Format: Paperback, ALC
Length: 383 pages/10 hours & 7 minutes

Good People

Zorah Sharaf could do no wrong. Zorah Sharaf brought shame upon her family. What’s the truth? Depends on who you ask.

The Sharaf family is the picture of success. Successful, rich, happy. They came to this country as refugees with nothing more than the clothes on their backs. And now, after years of hard work, they live in the most exclusive neighborhood, their growing family attending the most prestigious schools. Zorah, the eldest daughter, is the apple of her father’s eye.

When an unthinkable tragedy strikes, everyone is left reeling and the family is thrust into the court of public opinion. There is talk that behind closed doors the Sharafs’ happy household was anything but. Did the Sharaf family achieve the American dream? Or was the image of the model immigrant family just a façade?

Like a literary game of ping-pong, Good People compels the reader to reconsider what might have happened even on the previous page. Told through a kaleidoscope of perspectives, it is a riveting, provocative, and haunting story of family—sisters, brothers, mothers, fathers, and the communities that claim us as family in difficult times.

Published by Crown
Published on February 3, 2026

My thoughts:

I received a free audiobook of this title courtesy of the publisher. All thoughts are my own.

This book had me in a chokehold from the minute I started it. I loved the story. I loved the mystery. I loved the format. It seriously plays out like a true crime documentary, complete with multiple perspectives, contradicting testimonies, and no clear answers. Just lots and lots of speculation.
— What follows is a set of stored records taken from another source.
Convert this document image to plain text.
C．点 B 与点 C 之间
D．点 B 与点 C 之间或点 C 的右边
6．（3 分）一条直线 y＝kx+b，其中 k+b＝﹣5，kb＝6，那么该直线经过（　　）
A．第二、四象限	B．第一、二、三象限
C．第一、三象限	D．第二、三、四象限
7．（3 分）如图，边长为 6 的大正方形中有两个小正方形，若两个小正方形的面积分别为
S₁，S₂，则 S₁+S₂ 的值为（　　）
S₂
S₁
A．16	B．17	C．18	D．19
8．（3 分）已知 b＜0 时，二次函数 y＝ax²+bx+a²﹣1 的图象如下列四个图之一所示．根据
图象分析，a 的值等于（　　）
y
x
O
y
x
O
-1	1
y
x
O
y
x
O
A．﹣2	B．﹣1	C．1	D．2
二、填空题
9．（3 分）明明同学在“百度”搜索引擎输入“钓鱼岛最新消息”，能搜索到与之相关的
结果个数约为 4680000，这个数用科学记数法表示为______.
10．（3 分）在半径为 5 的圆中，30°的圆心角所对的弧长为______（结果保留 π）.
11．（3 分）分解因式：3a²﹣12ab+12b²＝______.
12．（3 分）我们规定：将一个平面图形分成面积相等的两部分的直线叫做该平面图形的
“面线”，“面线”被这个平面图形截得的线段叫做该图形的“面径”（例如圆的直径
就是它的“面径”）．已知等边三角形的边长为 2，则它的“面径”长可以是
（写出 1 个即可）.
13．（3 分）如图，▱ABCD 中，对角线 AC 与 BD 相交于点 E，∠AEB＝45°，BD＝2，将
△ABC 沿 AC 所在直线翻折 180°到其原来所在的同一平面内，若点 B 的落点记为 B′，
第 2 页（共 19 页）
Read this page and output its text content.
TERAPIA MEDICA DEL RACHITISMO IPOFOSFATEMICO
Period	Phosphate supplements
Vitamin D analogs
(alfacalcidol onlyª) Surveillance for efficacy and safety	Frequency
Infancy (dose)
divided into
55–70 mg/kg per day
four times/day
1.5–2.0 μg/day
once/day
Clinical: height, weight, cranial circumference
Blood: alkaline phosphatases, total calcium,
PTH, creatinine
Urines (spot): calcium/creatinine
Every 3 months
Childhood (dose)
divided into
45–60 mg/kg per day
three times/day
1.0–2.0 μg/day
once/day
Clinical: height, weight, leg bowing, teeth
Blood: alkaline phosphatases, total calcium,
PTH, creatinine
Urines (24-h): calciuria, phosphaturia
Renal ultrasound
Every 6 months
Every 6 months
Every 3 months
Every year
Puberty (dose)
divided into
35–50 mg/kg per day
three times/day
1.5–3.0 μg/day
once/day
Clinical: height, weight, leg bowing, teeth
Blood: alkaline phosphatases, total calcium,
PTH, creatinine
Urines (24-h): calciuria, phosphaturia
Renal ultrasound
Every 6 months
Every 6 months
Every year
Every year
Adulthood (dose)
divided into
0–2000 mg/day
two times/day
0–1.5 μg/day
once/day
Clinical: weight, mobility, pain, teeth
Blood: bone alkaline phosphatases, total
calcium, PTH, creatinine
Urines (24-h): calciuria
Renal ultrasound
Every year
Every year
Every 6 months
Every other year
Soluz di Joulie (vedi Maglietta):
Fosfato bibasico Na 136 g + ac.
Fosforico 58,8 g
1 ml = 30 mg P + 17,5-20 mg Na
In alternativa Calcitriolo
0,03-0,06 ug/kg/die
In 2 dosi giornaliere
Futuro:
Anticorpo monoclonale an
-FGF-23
I will warn you, though. If you’re someone who needs your books to end all neat and tidy with everything explained, this may not be the book for you. There are no definitive answers here. But if you like books about complicated family dynamics, perception versus reality, he said/she said narratives, crime and speculation where someone knows the truth but no one is saying it, then this is absolutely the book for you. This book is also told only through interviews/statements and news stories, so if you only like narrative fiction then you should stay away. Honestly, the format is what made it work so well for me.

The Sharaf family looks like the picture of success. They came to this country as refugees with nothing but the clothes on their backs. Now they live in the most exclusive neighborhood. They’re filthy rich. Their kids attend the most prestigious schools. Zorah, the eldest daughter, is the apple of her father’s eye. They’re the perfect family and they’ve achieved the American dream. Or at least they thought they had.

When an unthinkable tragedy strikes and Zorah turns up dead, the family is thrust into the court of public opinion. And suddenly, there’s talk that behind closed doors, the Sharafs’ happy household was anything but. Was the image of the model immigrant family just a facade? Or is this just gossip and assumptions from people who don’t really know them?

The brilliance of this book is in how it’s structured. It’s told through a kaleidoscope of perspectives. Family members. Neighbors. Friends. Teachers. Authorities. News stories. Everyone has a version of what happened. Everyone has a version of who Zorah was. And none of them fully align. Some people say Zorah could do no wrong. Others say she brought shame upon her family. The truth? We never really know.

I went back and forth so many times on what I thought actually happened to Zorah. It’s like a literary game of ping-pong. You’re constantly reconsidering what you thought you knew, even from just a few pages earlier. And that uncertainty is exactly what makes this book so compelling.

What I loved most is how Sabit handles the concept of truth. There’s no omniscient narrator here telling you what really happened. There’s no tidy reveal at the end where everything clicks into place. Instead, you’re left with fragments. Contradictions. Biases. And you have to sit with the discomfort of not knowing for sure. Because in real life, that’s often how these stories go. Someone knows the truth, but no one is saying it. Or maybe everyone is saying their version of the truth, and the real story is somewhere in the middle.

The family dynamics are messy and complicated. The way outsiders view the family versus how family friends view them and how the family views itself all differ. Sabit doesn’t shy away from any of it. She lets it all be complicated and uncomfortable and unresolved.

The book is also emotional and powerful. You feel the grief. You feel the confusion. You feel the anger and the defensiveness and the shame. And you feel the weight of being judged by people who think they know your story but really don’t.

This is Sabit’s debut, and it’s seriously impressive. The format is bold. The writing is sharp. The structure is ambitious and it pays off. She takes a huge risk by not giving readers clear answers, and I think that’s what makes the book stick with you long after you finish it. You keep thinking about it. You keep turning it over in your mind. You keep asking yourself what you believe.

I tandem read this and the audiobook version is fantastic! It’s narrated by a full cast which really helped give that immersive, documentary type feeling.

If you’re drawn to unconventional styles, family secrets, and stories that ask more questions than they answer, pick this up. If you love true crime but want something literary and layered, pick this up. If you’re okay with ambiguity and nuance and books that don’t wrap everything up with a bow, pick this up.

This book won’t be for everyone. But for the right reader, it’s going to hit hard. For me, it absolutely did.